Crowded-out tax relief – These funds consume budget capacity that could otherwise support property tax relief, income tax cuts, or paying down state debt—all of which would better serve Kansans long term.

Perpetuation of waste – When dollars are guaranteed by statute, there’s no incentive for agencies to prove value or efficiency. This creates a culture of entitlement within the state government.

 

Redirecting earmarked dollars to prosperity

Just by consolidating or repurposing the $224 million from these earmarked funds, Kansas could:

• Provide broad-based tax relief—enough to reduce income taxes.

• Shift toward a single, accountable fund—the State General Fund—where every program competes on merit.

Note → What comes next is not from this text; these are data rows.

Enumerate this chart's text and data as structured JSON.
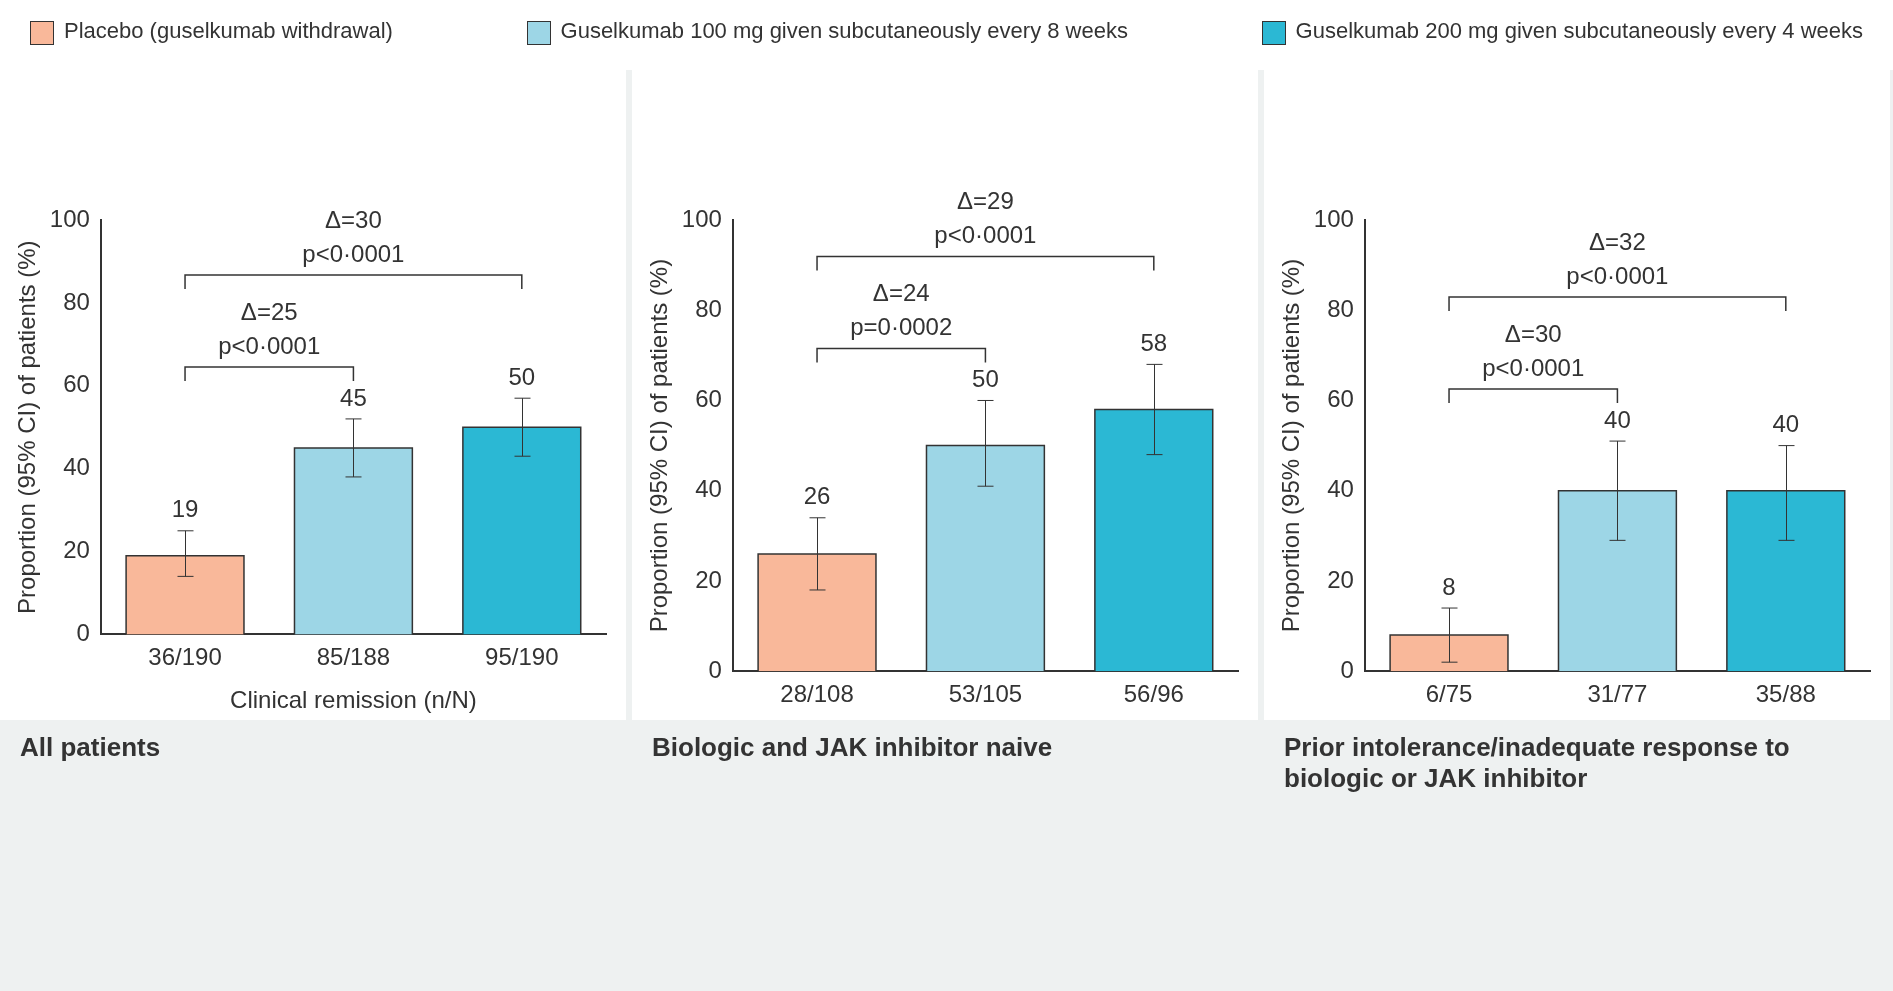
{
  "chart_data": [
    {
      "type": "bar",
      "title": "All patients",
      "xlabel": "Clinical remission (n/N)",
      "ylabel": "Proportion (95% CI) of patients (%)",
      "categories": [
        "36/190",
        "85/188",
        "95/190"
      ],
      "ylim": [
        0,
        100
      ],
      "yticks": [
        0,
        20,
        40,
        60,
        80,
        100
      ],
      "grid": false,
      "legend": "top",
      "data_labels": true,
      "series": [
        {
          "name": "Placebo (guselkumab withdrawal)",
          "color": "#f9b89a",
          "values": [
            19,
            null,
            null
          ],
          "errors": [
            [
              14,
              25
            ],
            null,
            null
          ]
        },
        {
          "name": "Guselkumab 100 mg given subcutaneously every 8 weeks",
          "color": "#9dd6e6",
          "values": [
            null,
            45,
            null
          ],
          "errors": [
            null,
            [
              38,
              52
            ],
            null
          ]
        },
        {
          "name": "Guselkumab 200 mg given subcutaneously every 4 weeks",
          "color": "#2bb8d4",
          "values": [
            null,
            null,
            50
          ],
          "errors": [
            null,
            null,
            [
              43,
              57
            ]
          ]
        }
      ],
      "annotations": [
        "Δ=25",
        "p<0·0001",
        "Δ=30",
        "p<0·0001"
      ]
    },
    {
      "type": "bar",
      "title": "Biologic and JAK inhibitor naive",
      "ylabel": "Proportion (95% CI) of patients (%)",
      "categories": [
        "28/108",
        "53/105",
        "56/96"
      ],
      "ylim": [
        0,
        100
      ],
      "yticks": [
        0,
        20,
        40,
        60,
        80,
        100
      ],
      "grid": false,
      "data_labels": true,
      "series": [
        {
          "color": "#f9b89a",
          "values": [
            26,
            null,
            null
          ],
          "errors": [
            [
              18,
              34
            ],
            null,
            null
          ]
        },
        {
          "color": "#9dd6e6",
          "values": [
            null,
            50,
            null
          ],
          "errors": [
            null,
            [
              41,
              60
            ],
            null
          ]
        },
        {
          "color": "#2bb8d4",
          "values": [
            null,
            null,
            58
          ],
          "errors": [
            null,
            null,
            [
              48,
              68
            ]
          ]
        }
      ],
      "annotations": [
        "Δ=24",
        "p=0·0002",
        "Δ=29",
        "p<0·0001"
      ]
    },
    {
      "type": "bar",
      "title": "Prior intolerance/inadequate response to biologic or JAK inhibitor",
      "ylabel": "Proportion (95% CI) of patients (%)",
      "categories": [
        "6/75",
        "31/77",
        "35/88"
      ],
      "ylim": [
        0,
        100
      ],
      "yticks": [
        0,
        20,
        40,
        60,
        80,
        100
      ],
      "grid": false,
      "data_labels": true,
      "series": [
        {
          "color": "#f9b89a",
          "values": [
            8,
            null,
            null
          ],
          "errors": [
            [
              2,
              14
            ],
            null,
            null
          ]
        },
        {
          "color": "#9dd6e6",
          "values": [
            null,
            40,
            null
          ],
          "errors": [
            null,
            [
              29,
              51
            ],
            null
          ]
        },
        {
          "color": "#2bb8d4",
          "values": [
            null,
            null,
            40
          ],
          "errors": [
            null,
            null,
            [
              29,
              50
            ]
          ]
        }
      ],
      "annotations": [
        "Δ=30",
        "p<0·0001",
        "Δ=32",
        "p<0·0001"
      ]
    }
  ]
}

• Reinforce performance-based budgeting by eliminating set-asides that dodge scrutiny.

And that’s just the start. This figure doesn’t even include hundreds of smaller special revenue funds that dot the budget and further constrain flexibility. If those were included, the total could approach $1 billion or more in spending that lawmakers can’t easily touch, despite being responsible for it.

 

Time to restore legislative control

A better budgeting process starts by restoring discretion to the legislature. If a program is truly a priority, it should compete for funding from the General Fund like everything else. No more sacred cows. No more autopilot spending.

Sunsetting, consolidating, or outright repealing dedicated funds would give lawmakers the tools they need to govern responsibly and give taxpayers the relief they deserve.

Kansas doesn’t need more gimmicks. Freedom, transparency, and accountability are necessary for how every dollar is spent. The state’s budget should serve people, not bureaucracy. Let’s end the earmark era and get Kansas back on track.